Il ne disait rien. Les de Belle Vallée n’ont des mots que leurs contours, furtivement prononcés, sur le bout des lèvres. Des dentelles de phrases difficilement achevées qui ne disent que la moitié des pensées.
Il est arrivé seul à Cahors, pour fuir les cris du boudoir et les crissements des grilles de fer. Il a trouvé des pierres citadines qui sentent l’urine des hommes et le dos des femmes qui se vendent la nuit. Il a failli faire comme elles. Une vieille dame lui a proposé de soigner son petit-fils.
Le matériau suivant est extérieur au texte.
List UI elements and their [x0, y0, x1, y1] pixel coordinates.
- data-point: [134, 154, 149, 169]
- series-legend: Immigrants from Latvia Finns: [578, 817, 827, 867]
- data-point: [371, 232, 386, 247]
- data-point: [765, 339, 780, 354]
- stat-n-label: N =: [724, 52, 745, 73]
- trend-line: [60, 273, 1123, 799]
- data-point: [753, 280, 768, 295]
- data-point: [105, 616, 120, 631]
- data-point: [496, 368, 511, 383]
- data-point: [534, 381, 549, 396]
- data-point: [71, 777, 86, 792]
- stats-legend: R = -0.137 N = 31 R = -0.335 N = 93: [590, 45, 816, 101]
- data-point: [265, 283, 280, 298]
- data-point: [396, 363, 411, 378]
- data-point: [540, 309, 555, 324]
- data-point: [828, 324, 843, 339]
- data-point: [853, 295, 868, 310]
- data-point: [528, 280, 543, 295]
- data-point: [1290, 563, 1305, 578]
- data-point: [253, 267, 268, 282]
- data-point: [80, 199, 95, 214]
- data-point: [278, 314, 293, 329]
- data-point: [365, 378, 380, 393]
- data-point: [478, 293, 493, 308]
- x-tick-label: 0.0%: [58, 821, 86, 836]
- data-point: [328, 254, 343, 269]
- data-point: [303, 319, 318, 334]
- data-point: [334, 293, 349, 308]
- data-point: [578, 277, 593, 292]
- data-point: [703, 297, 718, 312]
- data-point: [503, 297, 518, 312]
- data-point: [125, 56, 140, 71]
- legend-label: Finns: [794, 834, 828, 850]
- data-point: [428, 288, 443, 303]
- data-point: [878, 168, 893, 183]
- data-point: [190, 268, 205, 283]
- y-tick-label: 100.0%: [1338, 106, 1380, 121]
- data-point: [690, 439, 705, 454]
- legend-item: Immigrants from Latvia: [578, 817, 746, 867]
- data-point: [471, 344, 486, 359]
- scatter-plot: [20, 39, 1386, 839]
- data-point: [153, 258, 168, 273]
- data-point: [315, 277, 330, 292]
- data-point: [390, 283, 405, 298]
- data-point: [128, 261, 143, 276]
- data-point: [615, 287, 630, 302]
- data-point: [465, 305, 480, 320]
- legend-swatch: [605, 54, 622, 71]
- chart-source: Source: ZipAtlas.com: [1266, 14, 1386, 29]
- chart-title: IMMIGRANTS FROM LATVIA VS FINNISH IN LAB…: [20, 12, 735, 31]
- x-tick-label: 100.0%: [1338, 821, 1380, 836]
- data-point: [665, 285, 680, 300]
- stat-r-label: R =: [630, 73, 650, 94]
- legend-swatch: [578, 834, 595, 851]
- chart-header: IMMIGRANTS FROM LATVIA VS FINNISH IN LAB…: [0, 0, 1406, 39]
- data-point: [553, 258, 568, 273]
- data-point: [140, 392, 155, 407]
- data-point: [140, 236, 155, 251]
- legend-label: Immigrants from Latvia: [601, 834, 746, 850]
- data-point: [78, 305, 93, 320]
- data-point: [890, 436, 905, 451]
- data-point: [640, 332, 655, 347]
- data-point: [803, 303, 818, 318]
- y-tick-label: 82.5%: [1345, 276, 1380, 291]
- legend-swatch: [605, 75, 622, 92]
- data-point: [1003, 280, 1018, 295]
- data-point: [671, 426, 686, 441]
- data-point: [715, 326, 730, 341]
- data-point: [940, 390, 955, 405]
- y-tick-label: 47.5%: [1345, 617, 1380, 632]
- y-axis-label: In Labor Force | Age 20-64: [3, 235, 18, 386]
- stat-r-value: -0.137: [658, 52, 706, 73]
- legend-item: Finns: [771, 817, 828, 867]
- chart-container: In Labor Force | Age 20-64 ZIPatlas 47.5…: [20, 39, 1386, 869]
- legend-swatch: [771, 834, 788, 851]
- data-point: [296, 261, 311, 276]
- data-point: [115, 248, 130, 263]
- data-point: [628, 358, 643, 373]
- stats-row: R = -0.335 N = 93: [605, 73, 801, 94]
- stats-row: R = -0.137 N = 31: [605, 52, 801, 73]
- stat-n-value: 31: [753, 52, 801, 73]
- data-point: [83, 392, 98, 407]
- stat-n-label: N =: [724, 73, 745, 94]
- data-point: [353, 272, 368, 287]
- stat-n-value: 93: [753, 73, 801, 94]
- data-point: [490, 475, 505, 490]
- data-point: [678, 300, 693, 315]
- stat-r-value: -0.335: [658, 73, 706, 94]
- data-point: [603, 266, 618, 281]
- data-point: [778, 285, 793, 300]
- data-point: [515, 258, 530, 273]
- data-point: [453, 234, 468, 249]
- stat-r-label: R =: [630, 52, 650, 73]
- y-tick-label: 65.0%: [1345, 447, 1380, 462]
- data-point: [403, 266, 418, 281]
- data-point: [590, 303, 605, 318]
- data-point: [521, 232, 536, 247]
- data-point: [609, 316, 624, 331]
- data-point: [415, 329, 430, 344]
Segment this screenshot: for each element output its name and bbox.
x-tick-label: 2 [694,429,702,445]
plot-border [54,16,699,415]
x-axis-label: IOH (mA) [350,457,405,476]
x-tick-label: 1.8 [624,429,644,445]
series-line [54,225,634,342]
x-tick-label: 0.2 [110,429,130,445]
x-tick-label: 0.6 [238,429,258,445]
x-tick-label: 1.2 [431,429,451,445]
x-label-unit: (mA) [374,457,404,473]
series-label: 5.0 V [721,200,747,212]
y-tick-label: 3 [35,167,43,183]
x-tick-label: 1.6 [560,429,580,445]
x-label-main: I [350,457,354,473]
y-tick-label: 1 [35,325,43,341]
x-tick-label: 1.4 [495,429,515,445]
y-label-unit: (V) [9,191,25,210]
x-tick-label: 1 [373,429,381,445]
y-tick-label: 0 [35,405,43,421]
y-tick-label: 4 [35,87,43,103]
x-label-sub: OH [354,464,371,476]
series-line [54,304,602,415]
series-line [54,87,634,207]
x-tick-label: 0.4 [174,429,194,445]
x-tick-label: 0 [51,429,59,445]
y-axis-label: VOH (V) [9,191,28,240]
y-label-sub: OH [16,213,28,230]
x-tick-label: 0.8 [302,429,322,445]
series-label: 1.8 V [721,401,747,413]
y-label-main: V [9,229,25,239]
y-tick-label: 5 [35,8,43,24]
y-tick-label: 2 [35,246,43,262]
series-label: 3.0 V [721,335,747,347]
Elle était ridée, petite, sèche. Elle sentait la javel, les pommes mûres et les croquettes pour chat malade. Elle était très folle et très gentille. Cendres aurait pu en tomber amoureux si elle n’avait été aussi âgée. A la place de l’aimer, il a aimé son petit-fils. Il était en fin de vie, le corps plus léger que les plumes qui se détachent des oiseaux mourrants. Cendres ne l’a pas soigné. Il n’avait rien d’un guérisseur. Mais il lui a tenu compagnie. Le petit-fils lui a parlé de ses amis qui vivaient à Paris. Et puis il est mort, un matin d’été froid.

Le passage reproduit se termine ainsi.